A Fat Little Editor And Three Little Browns
Mount Sinai, Heart of the Sierras--this place is one mile east and a
little less than one mile perpendicular from the hot, dusty and dismal
little railroad town down on the rocky banks of the foaming and
tumbling Sacramento River. Some of the old miners are down there
still--still working on the desolate old rocky bars with rockers. They
have been there, some of them, for more than thirty years. A few of
them have litt
e orchards, or vineyards, on the steep, overhanging
hills, but there is no home life, no white women to speak of, as yet.
The battered and gray old miners are poor, lonely and discouraged, but
they are honest, stout-hearted still, and of a much higher type than
those that hang about the towns. It is hot down on the river--too
hot, almost, to tell the truth. Even here under Mount Shasta, in her
sheets of eternal snow, the mercury is at par.
This Mount Sinai is not a town; it is a great spring of cold water
that leaps from the high, rocky front of a mountain which we have
located as a summer home in the Sierras--myself and a few other
scribes of California.
This is the great bear land. One of our party, a simple-hearted and
honest city editor, who was admitted into our little mountain colony
because of his boundless good nature and native goodness, had never
seen a bear before he came here. City editors do not, as a rule, ever
know much about bears. This little city editor is baldheaded,
bow-legged, plain to a degree. And maybe that is why he is so good.
"Give me fat men," said Caesar.
But give me plain men for good men, any time. Pretty women are to be
preferred; but pretty men? Bah! I must get on with the bear, however,
and make a long story a short story. We found our fat, bent-legged
editor from the city fairly broiling in the little railroad town, away
down at the bottom of the hill in the yellow golden fields of the
Sacramento; and he was so limp and so lazy that we had to lay hold of
him and get him out of the heat and up into the heart of the Sierras
by main force.
Only one hour of climbing and we got up to where the little mountain
streams come tumbling out of snow-banks on every side. The Sacramento,
away down below and almost under us, from here looks dwindled to a
brawling brook; a foamy white thread twisting about the boulders as
big as meeting houses, plunging forward, white with fear, as if glad
to get away--as if there was a bear back there where it came from. We
did not register. No, indeed. This place here on Square Creek, among
the clouds, where the water bursts in a torrent from the living rock,
we have named Mount Sinai. We own the whole place for one mile
square--the tall pine trees, the lovely pine-wood houses; all, all.
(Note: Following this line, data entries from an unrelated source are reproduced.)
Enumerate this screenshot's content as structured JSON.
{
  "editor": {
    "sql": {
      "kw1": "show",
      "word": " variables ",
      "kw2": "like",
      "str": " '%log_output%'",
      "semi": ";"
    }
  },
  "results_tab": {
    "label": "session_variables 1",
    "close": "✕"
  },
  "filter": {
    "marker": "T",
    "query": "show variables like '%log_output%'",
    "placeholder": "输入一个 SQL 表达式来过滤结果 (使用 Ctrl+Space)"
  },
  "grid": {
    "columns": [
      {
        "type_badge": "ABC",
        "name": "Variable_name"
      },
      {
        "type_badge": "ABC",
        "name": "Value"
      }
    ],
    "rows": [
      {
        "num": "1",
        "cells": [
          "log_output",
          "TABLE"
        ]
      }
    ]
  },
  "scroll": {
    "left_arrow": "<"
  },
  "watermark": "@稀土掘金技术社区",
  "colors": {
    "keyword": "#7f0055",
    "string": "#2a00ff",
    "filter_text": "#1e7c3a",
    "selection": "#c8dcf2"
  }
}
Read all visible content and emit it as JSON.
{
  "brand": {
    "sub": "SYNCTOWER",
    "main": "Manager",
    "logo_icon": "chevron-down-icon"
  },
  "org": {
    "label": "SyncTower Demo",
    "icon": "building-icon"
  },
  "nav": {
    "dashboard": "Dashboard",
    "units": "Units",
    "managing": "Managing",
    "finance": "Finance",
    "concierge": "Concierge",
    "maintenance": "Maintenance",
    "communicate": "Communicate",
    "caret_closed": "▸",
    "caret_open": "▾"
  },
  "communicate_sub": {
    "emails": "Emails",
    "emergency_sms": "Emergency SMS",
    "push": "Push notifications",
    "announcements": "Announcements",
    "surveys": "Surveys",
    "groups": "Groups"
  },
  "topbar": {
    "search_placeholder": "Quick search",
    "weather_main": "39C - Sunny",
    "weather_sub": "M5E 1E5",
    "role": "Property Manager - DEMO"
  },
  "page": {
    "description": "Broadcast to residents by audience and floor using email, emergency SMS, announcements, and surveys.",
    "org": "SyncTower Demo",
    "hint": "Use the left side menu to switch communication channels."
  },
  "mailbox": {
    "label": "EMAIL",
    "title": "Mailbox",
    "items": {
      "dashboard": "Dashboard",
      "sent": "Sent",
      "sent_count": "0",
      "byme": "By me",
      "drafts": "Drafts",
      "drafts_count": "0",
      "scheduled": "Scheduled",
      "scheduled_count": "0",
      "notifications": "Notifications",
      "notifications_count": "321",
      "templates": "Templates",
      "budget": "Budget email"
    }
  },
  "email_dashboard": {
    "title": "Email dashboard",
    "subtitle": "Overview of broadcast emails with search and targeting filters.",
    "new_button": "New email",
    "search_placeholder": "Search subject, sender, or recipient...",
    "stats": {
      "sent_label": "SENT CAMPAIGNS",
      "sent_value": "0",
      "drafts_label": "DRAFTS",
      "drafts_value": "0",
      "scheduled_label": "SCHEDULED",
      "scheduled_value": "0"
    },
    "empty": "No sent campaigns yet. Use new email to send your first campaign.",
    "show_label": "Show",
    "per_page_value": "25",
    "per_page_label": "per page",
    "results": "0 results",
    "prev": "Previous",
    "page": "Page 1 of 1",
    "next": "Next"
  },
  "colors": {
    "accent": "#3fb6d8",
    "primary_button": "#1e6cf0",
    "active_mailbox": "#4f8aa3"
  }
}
We proposed to hunt and fish, for food. But we had some bread, some
bacon, lots of coffee and sugar. And so, whipping out our hooks and
lines, we set off with the editor up a little mountain brook, and in
less than an hour were far up among the fields of eternal snow, and
finely loaded with trout.
What a bed of pine quills! What long and delicious cones for a camp
fire! Some of those sugar-pine cones are as long as your arm. One of
them alone will make a lofty pyramid of flame and illuminate the scene
for half a mile about. I threw myself on my back and kicked up my
heels. I kicked care square in the face. Oh, what freedom! How we
would rest after dinner here! Of course we could not all rest or sleep
at the same time. One of us would have to keep a pine cone burning all
the time. Bears are not very numerous out here; but the California
lion is both numerous and large here. The wild-cat, too, is no friend
to the tourist. But we were not tourists. The land was and is ours. We
would and all could defend our own.
The sun was going down. Glorious! The shades of night were coming up
out of the gorges below and audaciously pursuing the dying sun. Not a
sound. Not a sign of man or of beast. We were scattered all up and
down the hill.
Crash! Something came tearing down the creek through the brush! The
fat and simple-hearted editor, who had been dressing the homeopathic
dose of trout, which inexperience had marked as his own, sprang up
from the bank of the tumbling little stream above us and stood at his
full height. His stout little knees for the first time smote together.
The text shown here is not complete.